From that simple beginning the poem opens out in its second half to an understanding of hitherto unsensed possibilities: "So I am in new territory from here on:/must blaze my own trail, read alone/ the hooftracks in the summer-powdered dust/and set a good face to the future:/at liberty at last like mad Arnaut/to cultivate the wind, to hunt the bull/on hare-back, to swim against the tide."
Those seven lines are an object lesson in poetic compression, in the kind of jack-in-the-box surprise that only the most accomplished poet can spring. Arnaut, the 12th-century Provencal troubadour (who is credited, incidentally, with the invention of the sestina) was admired by Dante, translated by Ezra Pound, and finished up, as it were, being ventriloquised by T S Eliot in the denouement of The Waste Land. In Dante's Purgatory, Arnaut is one of the shades the poet encounters in the refining fire, referred to by the Bolognese poet Guido Guinizelli as "il miglior fabbro" (the phrase Eliot used in dedicating his poem to Pound). "I am Arnaut," he tells us, "who weep and sing as I go." So from the ordinariness of "new territory" and "blaze my own trail", the horizon of O'Donoghue's poem expands with extraordinary rapidity. Not only do we hear the echoes of Beckett's swirlingly bleak affirmation at the close of The Unnamable - "You can't go on, I must go on, I'll go on" - but we are plunged into Dante's Purgatory with its exquisite balance of shame and hope, penitence and determination.

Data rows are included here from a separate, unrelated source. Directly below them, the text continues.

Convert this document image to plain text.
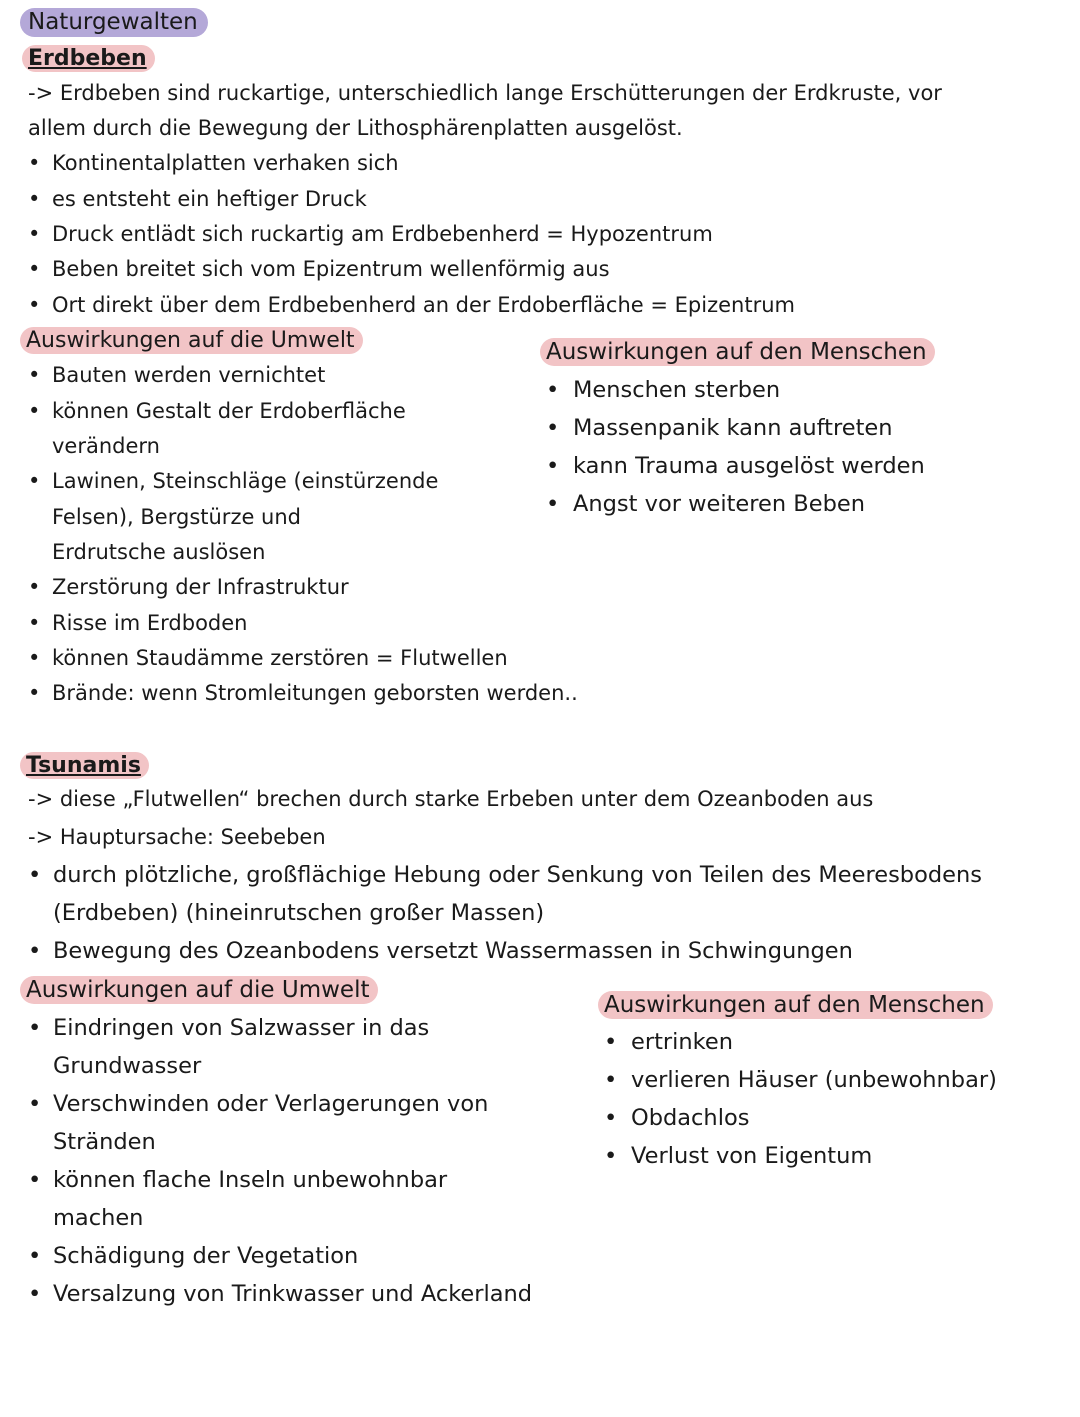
Naturgewalten
Erdbeben
-> Erdbeben sind ruckartige, unterschiedlich lange Erschütterungen der Erdkruste, vor
allem durch die Bewegung der Lithosphärenplatten ausgelöst.
• Kontinentalplatten verhaken sich
• es entsteht ein heftiger Druck
• Druck entlädt sich ruckartig am Erdbebenherd = Hypozentrum
• Beben breitet sich vom Epizentrum wellenförmig aus
• Ort direkt über dem Erdbebenherd an der Erdoberfläche = Epizentrum
Auswirkungen auf die Umwelt
• Bauten werden vernichtet
• können Gestalt der Erdoberfläche
verändern
• Lawinen, Steinschläge (einstürzende
Felsen), Bergstürze und
Erdrutsche auslösen
• Zerstörung der Infrastruktur
• Risse im Erdboden
• können Staudämme zerstören = Flutwellen
• Brände: wenn Stromleitungen geborsten werden..
Auswirkungen auf den Menschen
• Menschen sterben
• Massenpanik kann auftreten
• kann Trauma ausgelöst werden
• Angst vor weiteren Beben
Tsunamis
-> diese „Flutwellen“ brechen durch starke Erbeben unter dem Ozeanboden aus
-> Hauptursache: Seebeben
• durch plötzliche, großflächige Hebung oder Senkung von Teilen des Meeresbodens
(Erdbeben) (hineinrutschen großer Massen)
• Bewegung des Ozeanbodens versetzt Wassermassen in Schwingungen
Auswirkungen auf die Umwelt
• Eindringen von Salzwasser in das
Grundwasser
• Verschwinden oder Verlagerungen von
Stränden
• können flache Inseln unbewohnbar
machen
• Schädigung der Vegetation
• Versalzung von Trinkwasser und Ackerland
Auswirkungen auf den Menschen
• ertrinken
• verlieren Häuser (unbewohnbar)
• Obdachlos
• Verlust von Eigentum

One of the things Dante admired about Arnaut was his use of common language for uncommon purposes, and Outliving is a good example. The tone is quietly conversational, guileless; the mode a narrative or short story - or almost, at times, like a shaggy-dog story. Some are unapologetically small poems, but drily funny, such as the one about the Irishman trying to blag his way on to the ferry home for free: "I must get back/for the funeral, sir; my mother's passed away./Sometimes of course she had; more times she hadn't." Others make a play on some small point of difference between England and Ireland that may just have a larger significance. "Wind in the Willows" points out that Kenneth Grahame's archetypally English children's story couldn't have been written "in our neck/of the woods, because - misnamers of everything - /we called them salleys". In "The Salley Gardens" a few pages later, the point is remembered, only this time it is freighted with the ages-long anguish of oppression: "But how could we have sung our songs/with foreign heels upon our hearts . . . ? On the branches of willows, like a jacket/hung by a worker on a hot day,/our harps too hung in sacrifice . . ."
Like much else here, that poem seems to posit a community of grieving, an appreciation of the shared nature of the human imperatives. In "The Company of the Dead" we find a narrator who relishes the departed because "they've no unrealised agendas . . . /They're no trouble round the place." At other times, though, the mood is grimly solitary, comfortless and cruelly honest. At the end of "Celebrities", the contrast between the narrative and lyric voices is intense and brutal, as the narrator meets an old and unloved acquaintance for the last time: "His eyes were full of tears. We were sad/In that sweet air that basks in sunlight./But who among the angelic orders heard us/When we cried? No one. No one listens."